Die Umsätze des US-Detailhandels sind im September etwas schwächer als erwartet gestiegen. Ebenfalls geringer als erwartet fiel die Inflation in den USA aus.
13.10.2017 14:45
Mehr verkauft, zu höheren Preisen: Der Detailhandel setzt in den USA im September mehr um und die Preise sind gleichzeitig gestiegen.
Mehr verkauft, zu höheren Preisen: Der Detailhandel setzt in den USA im September mehr um und die Preise sind gleichzeitig gestiegen.
Bild: Bloomberg

Die Detailhandelsumsätze hätten um 1,6 Prozent zum Vormonat zugelegt, teilte das Handelsministerium am Freitag in Washington mit. Bankökonomen hatten hingegen mit einem Anstieg um 1,7 Prozent gerechnet.

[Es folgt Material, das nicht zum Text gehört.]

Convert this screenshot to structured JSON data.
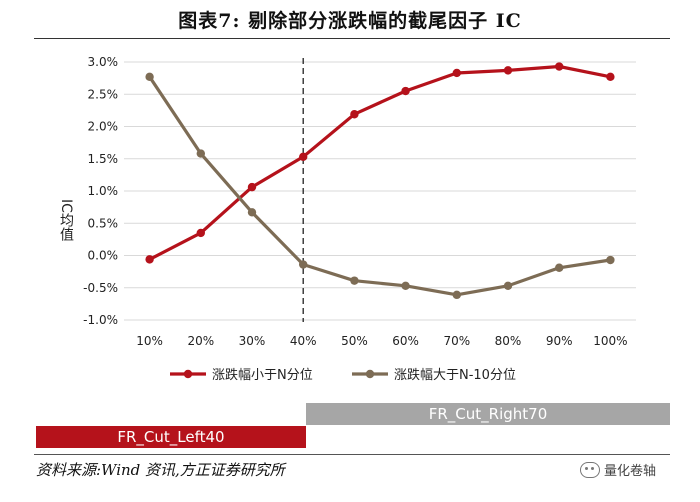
{
  "title": "图表7:  剔除部分涨跌幅的截尾因子 IC",
  "source": "资料来源:Wind 资讯,方正证券研究所",
  "watermark": "量化卷轴",
  "bands": {
    "left": "FR_Cut_Left40",
    "right": "FR_Cut_Right70"
  },
  "colors": {
    "series1": "#b5121b",
    "series2": "#7d6c55",
    "band_left": "#b5121b",
    "band_right": "#a6a6a6"
  },
  "chart_data": {
    "type": "line",
    "categories": [
      "10%",
      "20%",
      "30%",
      "40%",
      "50%",
      "60%",
      "70%",
      "80%",
      "90%",
      "100%"
    ],
    "ylabel": "IC均值",
    "ylim": [
      -1.0,
      3.0
    ],
    "yticks": [
      "-1.0%",
      "-0.5%",
      "0.0%",
      "0.5%",
      "1.0%",
      "1.5%",
      "2.0%",
      "2.5%",
      "3.0%"
    ],
    "ytick_values": [
      -1.0,
      -0.5,
      0.0,
      0.5,
      1.0,
      1.5,
      2.0,
      2.5,
      3.0
    ],
    "divider_at": "40%",
    "legend_position": "bottom",
    "series": [
      {
        "name": "涨跌幅小于N分位",
        "values": [
          -0.06,
          0.35,
          1.06,
          1.53,
          2.19,
          2.55,
          2.83,
          2.87,
          2.93,
          2.77
        ]
      },
      {
        "name": "涨跌幅大于N-10分位",
        "values": [
          2.77,
          1.58,
          0.67,
          -0.14,
          -0.39,
          -0.47,
          -0.61,
          -0.47,
          -0.19,
          -0.07
        ]
      }
    ]
  }
}
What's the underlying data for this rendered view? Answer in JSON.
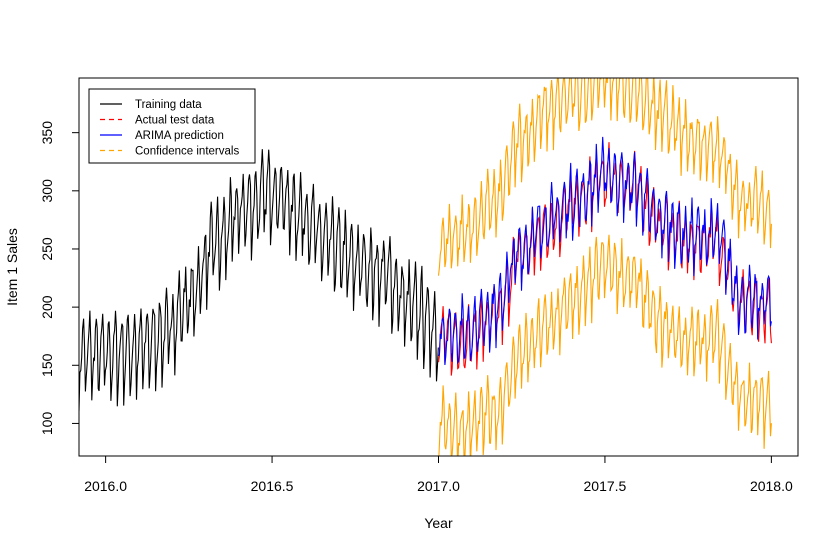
{
  "chart_data": {
    "type": "line",
    "title": "",
    "xlabel": "Year",
    "ylabel": "Item 1 Sales",
    "xlim": [
      2015.92,
      2018.08
    ],
    "ylim": [
      72,
      397
    ],
    "x_ticks": [
      2016.0,
      2016.5,
      2017.0,
      2017.5,
      2018.0
    ],
    "x_tick_labels": [
      "2016.0",
      "2016.5",
      "2017.0",
      "2017.5",
      "2018.0"
    ],
    "y_ticks": [
      100,
      150,
      200,
      250,
      300,
      350
    ],
    "y_tick_labels": [
      "100",
      "150",
      "200",
      "250",
      "300",
      "350"
    ],
    "grid": false,
    "legend_position": "top-left",
    "series": [
      {
        "name": "Training data",
        "color": "#000000",
        "dash": "solid",
        "x": [
          2015.92,
          2016.0,
          2016.08,
          2016.17,
          2016.25,
          2016.33,
          2016.42,
          2016.5,
          2016.58,
          2016.67,
          2016.75,
          2016.83,
          2016.92,
          2017.0
        ],
        "values": [
          158,
          160,
          162,
          175,
          205,
          255,
          285,
          300,
          282,
          255,
          238,
          230,
          200,
          182
        ]
      },
      {
        "name": "Actual test data",
        "color": "#ff0000",
        "dash": "dashed",
        "x": [
          2017.0,
          2017.08,
          2017.17,
          2017.25,
          2017.33,
          2017.42,
          2017.5,
          2017.58,
          2017.67,
          2017.75,
          2017.83,
          2017.92,
          2018.0
        ],
        "values": [
          175,
          172,
          190,
          245,
          270,
          290,
          310,
          305,
          270,
          255,
          258,
          200,
          195
        ]
      },
      {
        "name": "ARIMA prediction",
        "color": "#0000ff",
        "dash": "solid",
        "x": [
          2017.0,
          2017.08,
          2017.17,
          2017.25,
          2017.33,
          2017.42,
          2017.5,
          2017.58,
          2017.67,
          2017.75,
          2017.83,
          2017.92,
          2018.0
        ],
        "values": [
          178,
          180,
          198,
          250,
          275,
          295,
          315,
          305,
          275,
          262,
          262,
          205,
          205
        ]
      },
      {
        "name": "Confidence intervals",
        "color": "#ffa500",
        "dash": "dashed",
        "x": [
          2017.0,
          2017.08,
          2017.17,
          2017.25,
          2017.33,
          2017.42,
          2017.5,
          2017.58,
          2017.67,
          2017.75,
          2017.83,
          2017.92,
          2018.0
        ],
        "upper": [
          255,
          265,
          290,
          345,
          370,
          385,
          395,
          390,
          365,
          345,
          340,
          290,
          285
        ],
        "lower": [
          100,
          95,
          110,
          160,
          185,
          210,
          235,
          225,
          185,
          170,
          175,
          120,
          115
        ]
      }
    ]
  }
}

Ausserdem wurde der Umsatzanstieg im Vormonat etwas nach oben revidiert. Die Umsätze waren im August nur um revidierte 0,1 Prozent gesunken, nachdem zunächst ein Rückgang um 0,2 Prozent ermittelt worden war.

Ohne die schwankungsanfälligen Autoverkäufe kletterten die Umsätze im September um 1,0 Prozent. Hier war ein Anstieg um 0,9 Prozent prognostiziert worden. Im August waren die Umsätze in dieser Abgrenzung um revidierte 0,5 Prozent geklettert. Hier war in einer ersten Erhebung noch ein Anstieg von 0,2 Prozent festgestellt worden.

Über 2 Prozent Jahresteuerung

Die Konsumentenpreise erhöhten sich zum Vorjahresmonat um 2,2 Prozent, wie das US-Arbeitsministerium am Freitag mitteilte. Ökonomen hatten mit einer Rate von 2,3 Prozent gerechnet. Im August hatte die Inflation bei 1,9 Prozent gelegen.

Im Vergleich zum Vormonat stiegen die Preise im September um 0,5 Prozent. Ökonomen hatten mit einem Anstieg um 0,6 Prozent gerechnet. Der Dollar wurde durch die Zahlen geschwächt. Der Euro stieg im Gegenzug auf ein Tageshoch.